Participants in the Solicitation
CVR Partners, Rentech Nitrogen and their respective directors and executive officers may, under the rules of the SEC, be deemed to be “participants” in the solicitation of proxies in connection with the proposed
transaction. Information regarding directors and executive officers of CVR Partners’ general partner is contained in CVR Partners’ Form 10-K for the year ended December 31, 2014, which has been filed with the SEC. Information regarding directors and executive officers of Rentech Nitrogen’s general partner is contained in Rentech Nitrogen’s Form 10-K for the year ended December 31, 2014, which has been filed with the SEC. A more complete description will be available in the registration statement and the proxy statement/prospectus.

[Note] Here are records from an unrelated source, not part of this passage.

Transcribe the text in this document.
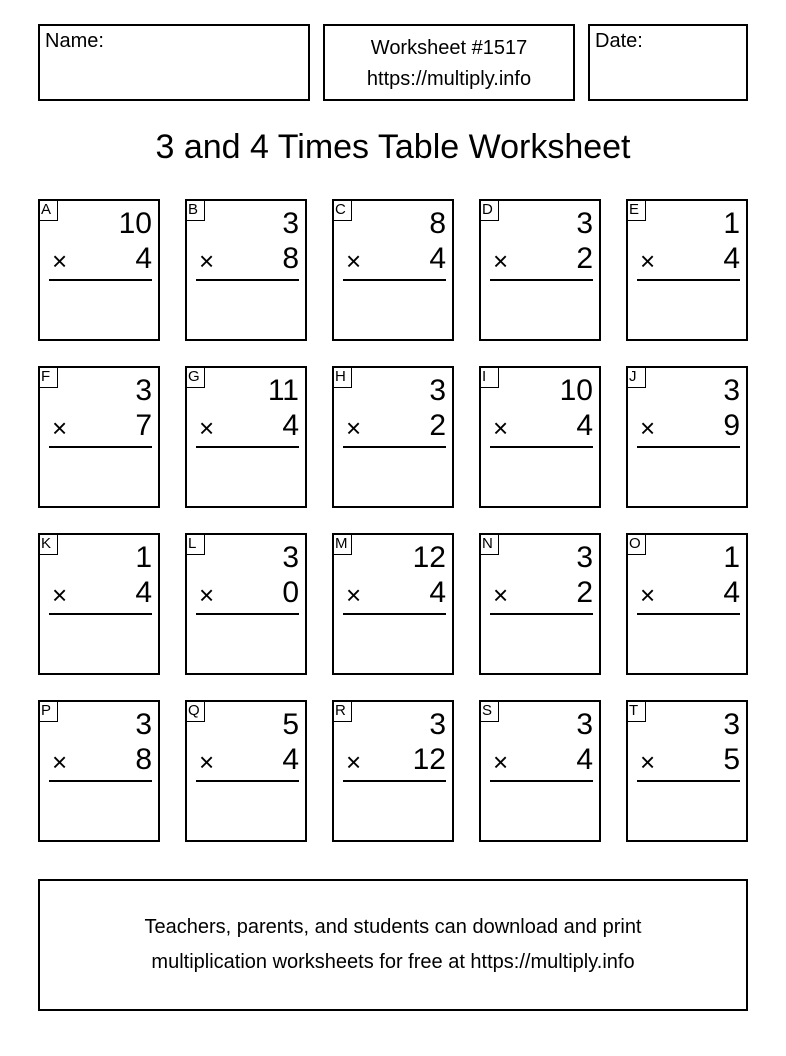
Name:	Worksheet #1517
https://multiply.info
Date:
3 and 4 Times Table Worksheet
A 10
× 4
B	3
× 8
C	8
× 4
D	3
× 2
E	1
× 4
F	3
× 7
G 11
× 4
H	3
× 2
I	10
× 4
J	3
× 9
K	1
× 4
L	3
× 0
M 12
× 4
N	3
× 2
O	1
× 4
P	3
× 8
Q	5
× 4
R	3
× 12
S	3
× 4
T	3
× 5
Teachers, parents, and students can download and print
multiplication worksheets for free at https://multiply.info
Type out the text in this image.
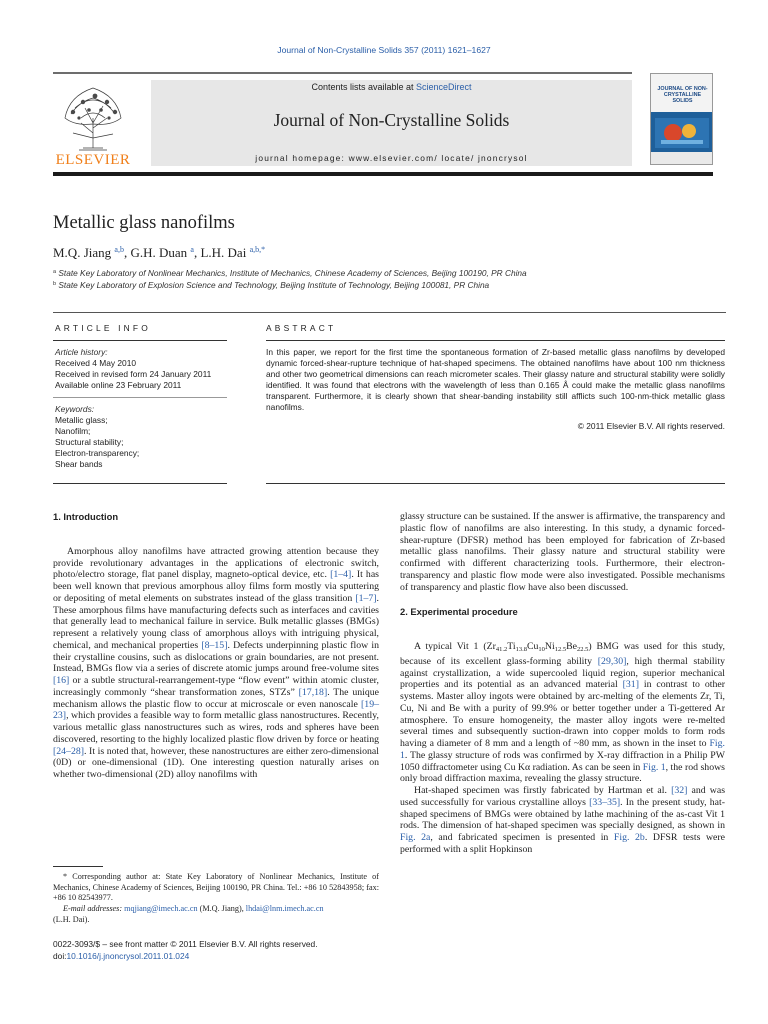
Journal of Non-Crystalline Solids 357 (2011) 1621–1627
ELSEVIER
Contents lists available at ScienceDirect
Journal of Non-Crystalline Solids
journal homepage: www.elsevier.com/ locate/ jnoncrysol
JOURNAL OF NON-CRYSTALLINE SOLIDS
Metallic glass nanofilms
M.Q. Jiang $^{a,b}$, G.H. Duan $^a$, L.H. Dai $^{a,b,*}$
$^a$ State Key Laboratory of Nonlinear Mechanics, Institute of Mechanics, Chinese Academy of Sciences, Beijing 100190, PR China
$^b$ State Key Laboratory of Explosion Science and Technology, Beijing Institute of Technology, Beijing 100081, PR China
ARTICLE INFO	ABSTRACT
Article history:
Received 4 May 2010
Received in revised form 24 January 2011
Available online 23 February 2011
Keywords:
Metallic glass;
Nanofilm;
Structural stability;
Electron-transparency;
Shear bands
In this paper, we report for the first time the spontaneous formation of Zr-based metallic glass nanofilms by developed dynamic forced-shear-rupture technique of hat-shaped specimens. The obtained nanofilms have about 100 nm thickness and other two geometrical dimensions can reach micrometer scales. Their glassy nature and structural stability were solidly identified. It was found that electrons with the wavelength of less than 0.165 Å could make the metallic glass nanofilms transparent. Furthermore, it is clearly shown that shear-banding instability still afflicts such 100-nm-thick metallic glass nanofilms.
© 2011 Elsevier B.V. All rights reserved.

1. Introduction

Amorphous alloy nanofilms have attracted growing attention because they provide revolutionary advantages in the applications of electronic switch, photo/electro storage, flat panel display, magneto-optical device, etc. [1–4]. It has been well known that previous amorphous alloy films form mostly via sputtering or depositing of metal elements on substrates instead of the glass transition [1–7]. These amorphous films have manufacturing defects such as interfaces and cavities that generally lead to mechanical failure in service. Bulk metallic glasses (BMGs) represent a relatively young class of amorphous alloys with intriguing physical, chemical, and mechanical properties [8–15]. Defects underpinning plastic flow in their crystalline cousins, such as dislocations or grain boundaries, are not present. Instead, BMGs flow via a series of discrete atomic jumps around free-volume sites [16] or a subtle structural-rearrangement-type “flow event” within atomic cluster, increasingly commonly “shear transformation zones, STZs” [17,18]. The unique mechanism allows the plastic flow to occur at microscale or even nanoscale [19–23], which provides a feasible way to form metallic glass nanostructures. Recently, various metallic glass nanostructures such as wires, rods and spheres have been discovered, resorting to the highly localized plastic flow driven by force or heating [24–28]. It is noted that, however, these nanostructures are either zero-dimensional (0D) or one-dimensional (1D). One interesting question naturally arises on whether two-dimensional (2D) alloy nanofilms with

glassy structure can be sustained. If the answer is affirmative, the transparency and plastic flow of nanofilms are also interesting. In this study, a dynamic forced-shear-rupture (DFSR) method has been employed for fabrication of Zr-based metallic glass nanofilms. Their glassy nature and structural stability were confirmed with different characterizing tools. Furthermore, their electron-transparency and plastic flow mode were also investigated. Possible mechanisms of transparency and plastic flow have also been discussed.

2. Experimental procedure

A typical Vit 1 $(Zr_{41.2}Ti_{13.8}Cu_{10}Ni_{12.5}Be_{22.5})$ BMG was used for this study, because of its excellent glass-forming ability [29,30], high thermal stability against crystallization, a wide supercooled liquid region, superior mechanical properties and its potential as an advanced material [31] in contrast to other systems. Master alloy ingots were obtained by arc-melting of the elements Zr, Ti, Cu, Ni and Be with a purity of 99.9% or better together under a Ti-gettered Ar atmosphere. To ensure homogeneity, the master alloy ingots were re-melted several times and subsequently suction-drawn into copper molds to form rods having a diameter of 8 mm and a length of ~80 mm, as shown in the inset to Fig. 1. The glassy structure of rods was confirmed by X-ray diffraction in a Philip PW 1050 diffractometer using Cu Kα radiation. As can be seen in Fig. 1, the rod shows only broad diffraction maxima, revealing the glassy structure.

Hat-shaped specimen was firstly fabricated by Hartman et al. [32] and was used successfully for various crystalline alloys [33–35]. In the present study, hat-shaped specimens of BMGs were obtained by lathe machining of the as-cast Vit 1 rods. The dimension of hat-shaped specimen was specially designed, as shown in Fig. 2a, and fabricated specimen is presented in Fig. 2b. DFSR tests were performed with a split Hopkinson

* Corresponding author at: State Key Laboratory of Nonlinear Mechanics, Institute of Mechanics, Chinese Academy of Sciences, Beijing 100190, PR China. Tel.: +86 10 52843958; fax: +86 10 82543977.

E-mail addresses: mqjiang@imech.ac.cn (M.Q. Jiang), lhdai@lnm.imech.ac.cn

(L.H. Dai).

0022-3093/$ – see front matter © 2011 Elsevier B.V. All rights reserved.
doi:10.1016/j.jnoncrysol.2011.01.024
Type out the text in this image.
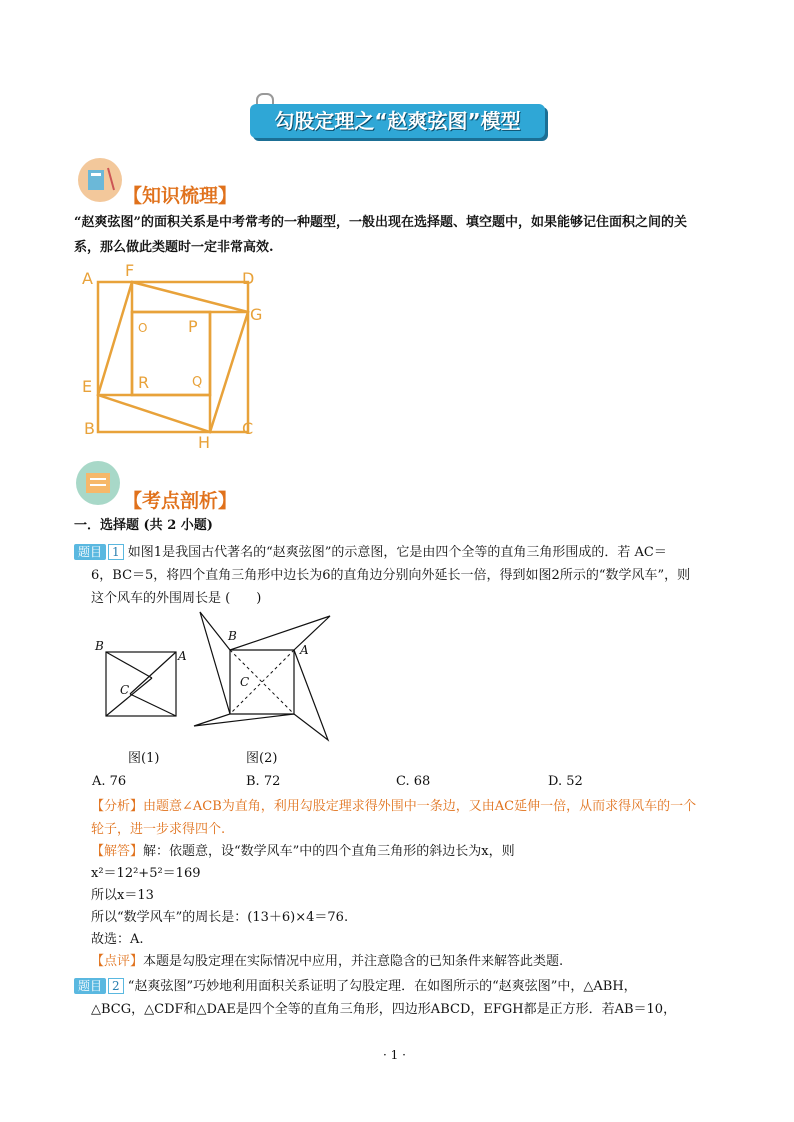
勾股定理之“赵爽弦图”模型
【知识梳理】
“赵爽弦图”的面积关系是中考常考的一种题型，一般出现在选择题、填空题中，如果能够记住面积之间的关
系，那么做此类题时一定非常高效.
A F	D
G
O	P
E	R	Q
B
H
C
【考点剖析】
一．选择题 (共 2 小题)
题目 1 如图1是我国古代著名的“赵爽弦图”的示意图，它是由四个全等的直角三角形围成的．若 AC＝
6，BC＝5，将四个直角三角形中边长为6的直角边分别向外延长一倍，得到如图2所示的“数学风车”，则
这个风车的外围周长是 (　　)
B
A
C
图(1)
B
A
C
图(2)
A. 76	B. 72	C. 68	D. 52
【分析】由题意∠ACB为直角，利用勾股定理求得外围中一条边，又由AC延伸一倍，从而求得风车的一个
轮子，进一步求得四个.
【解答】解：依题意，设“数学风车”中的四个直角三角形的斜边长为x，则
x²＝12²+5²＝169
所以x＝13
所以“数学风车”的周长是：(13＋6)×4＝76.
故选：A.
【点评】本题是勾股定理在实际情况中应用，并注意隐含的已知条件来解答此类题.
题目 2 “赵爽弦图”巧妙地利用面积关系证明了勾股定理．在如图所示的“赵爽弦图”中，△ABH，
△BCG，△CDF和△DAE是四个全等的直角三角形，四边形ABCD，EFGH都是正方形．若AB＝10，
· 1 ·
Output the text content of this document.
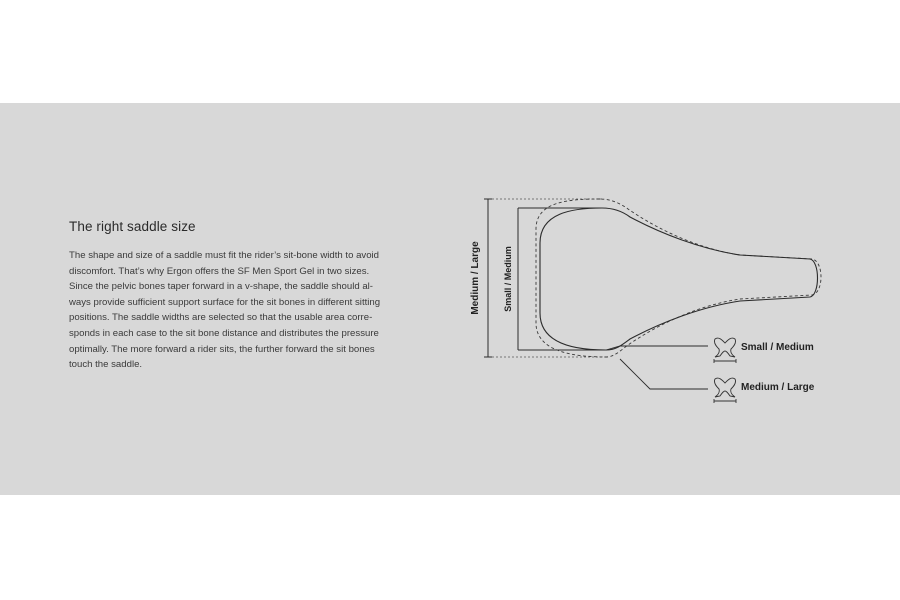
The right saddle size
The shape and size of a saddle must fit the rider’s sit-bone width to avoid
discomfort. That’s why Ergon offers the SF Men Sport Gel in two sizes.
Since the pelvic bones taper forward in a v-shape, the saddle should al-
ways provide sufficient support surface for the sit bones in different sitting
positions. The saddle widths are selected so that the usable area corre-
sponds in each case to the sit bone distance and distributes the pressure
optimally. The more forward a rider sits, the further forward the sit bones
touch the saddle.
Small / Medium
Medium / Large
Medium / Large Small / Medium
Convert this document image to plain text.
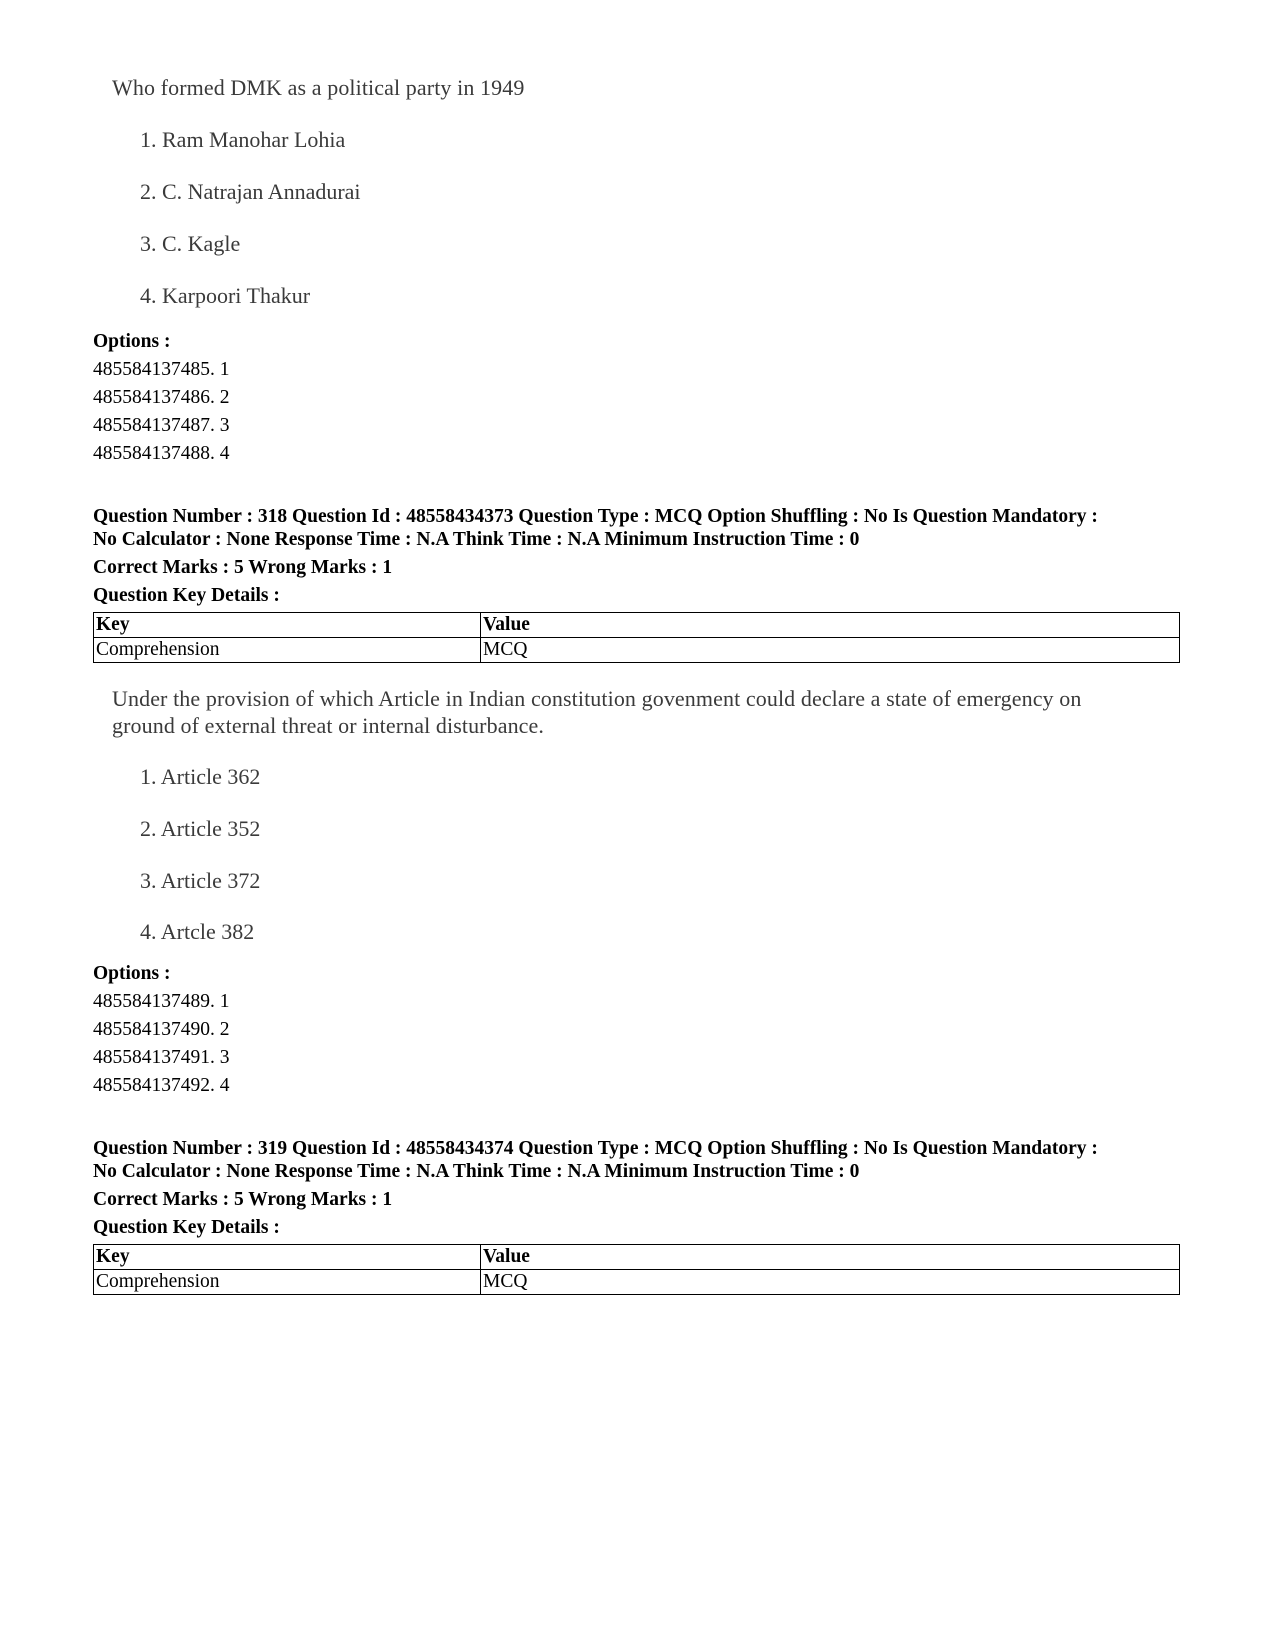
Who formed DMK as a political party in 1949
1. Ram Manohar Lohia
2. C. Natrajan Annadurai
3. C. Kagle
4. Karpoori Thakur
Options :
485584137485. 1
485584137486. 2
485584137487. 3
485584137488. 4
Question Number : 318 Question Id : 48558434373 Question Type : MCQ Option Shuffling : No Is Question Mandatory :
No Calculator : None Response Time : N.A Think Time : N.A Minimum Instruction Time : 0
Correct Marks : 5 Wrong Marks : 1
Question Key Details :
Key	Value
Comprehension	MCQ
Under the provision of which Article in Indian constitution govenment could declare a state of emergency on
ground of external threat or internal disturbance.
1. Article 362
2. Article 352
3. Article 372
4. Artcle 382
Options :
485584137489. 1
485584137490. 2
485584137491. 3
485584137492. 4
Question Number : 319 Question Id : 48558434374 Question Type : MCQ Option Shuffling : No Is Question Mandatory :
No Calculator : None Response Time : N.A Think Time : N.A Minimum Instruction Time : 0
Correct Marks : 5 Wrong Marks : 1
Question Key Details :
Key	Value
Comprehension	MCQ
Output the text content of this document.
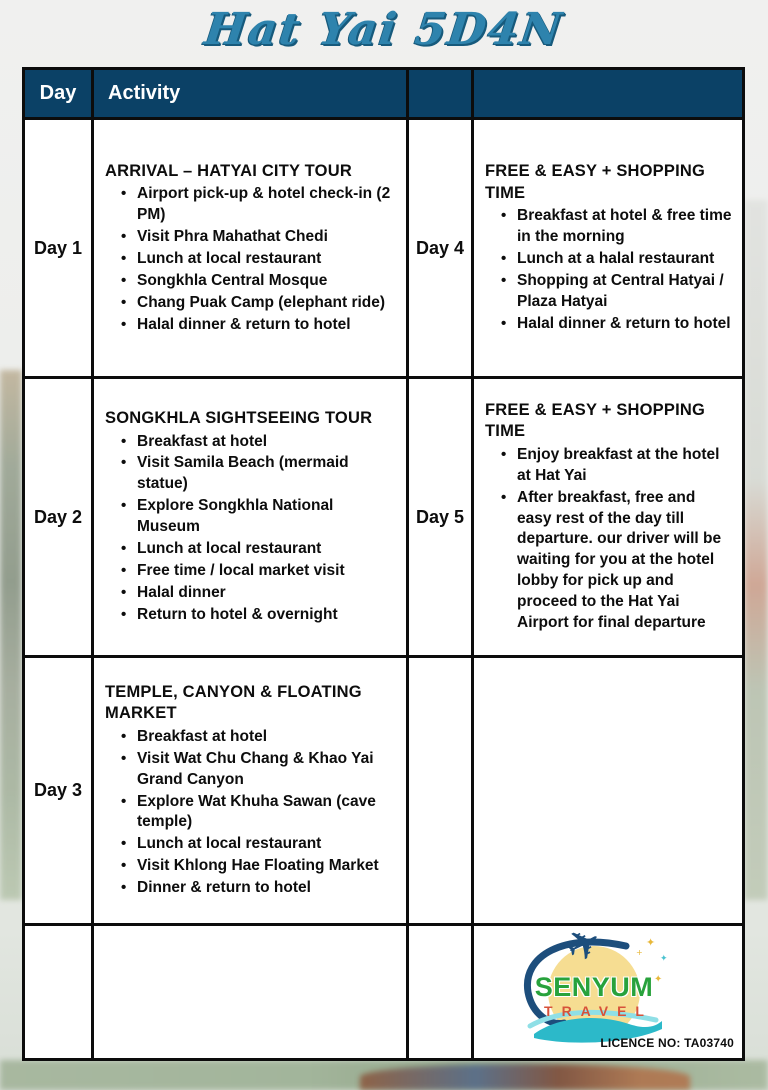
Hat Yai 5D4N
Day Activity
Day 1
ARRIVAL – HATYAI CITY TOUR
• Airport pick-up & hotel check-in (2 PM)
• Visit Phra Mahathat Chedi
• Lunch at local restaurant
• Songkhla Central Mosque
• Chang Puak Camp (elephant ride)
• Halal dinner & return to hotel
Day 4
FREE & EASY + SHOPPING TIME
• Breakfast at hotel & free time in the morning
• Lunch at a halal restaurant
• Shopping at Central Hatyai / Plaza Hatyai
• Halal dinner & return to hotel
Day 2
SONGKHLA SIGHTSEEING TOUR
• Breakfast at hotel
• Visit Samila Beach (mermaid statue)
• Explore Songkhla National Museum
• Lunch at local restaurant
• Free time / local market visit
• Halal dinner
• Return to hotel & overnight
Day 5
FREE & EASY + SHOPPING TIME
• Enjoy breakfast at the hotel at Hat Yai
• After breakfast, free and easy rest of the day till departure. our driver will be waiting for you at the hotel lobby for pick up and proceed to the Hat Yai Airport for final departure
Day 3
TEMPLE, CANYON & FLOATING MARKET
• Breakfast at hotel
• Visit Wat Chu Chang & Khao Yai Grand Canyon
• Explore Wat Khuha Sawan (cave temple)
• Lunch at local restaurant
• Visit Khlong Hae Floating Market
• Dinner & return to hotel
✈
SENYUM
TRAVEL
✦
✦
✦
+
LICENCE NO: TA03740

This document shall not constitute an offer to sell or the solicitation of an offer to buy, nor shall there be any sale of such securities, in any jurisdiction in which such offer, solicitation or sale would be unlawful prior to appropriate registration or qualification under the securities laws of such jurisdiction. No offering of securities shall be made except by means of a prospectus meeting the requirements of Section 10 of the Securities Act of 1933, as amended.
Forward-Looking Statements
This report may include certain statements concerning expectations for the future that are forward-looking statements as defined by federal law. Such forward-looking statements are subject to a variety of known and unknown risks, uncertainties, and other factors that are difficult to predict and many of which are beyond CVR Partners’ and the Rentech Nitrogen’s control, including the ability to consummate the proposed transaction; the ability to obtain the requisite regulatory approvals, Rentech Nitrogen unitholder approval, the ability of Rentech Nitrogen to divest or distribute its Pasadena facility, and the satisfaction of other conditions to consummation of the transaction; the ability of CVR Partners to successfully integrate Rentech Nitrogen’s operations and employees; the ability to realize anticipated synergies and cost savings; the potential impact of announcement of the transaction or consummation of the transaction on relationships, including with employees, suppliers, customers and competitors; the ability to finance the combined company; and the ability to achieve revenue growth. An extensive list of factors that can affect future results are discussed in CVR Partners’ Annual Report on Form 10-K, Rentech Nitrogen’s Annual Report on Form 10-K and other documents filed from time to time with the SEC. CVR Partners and Rentech Nitrogen undertake no obligation to update or revise any forward-looking statement to reflect new information or events.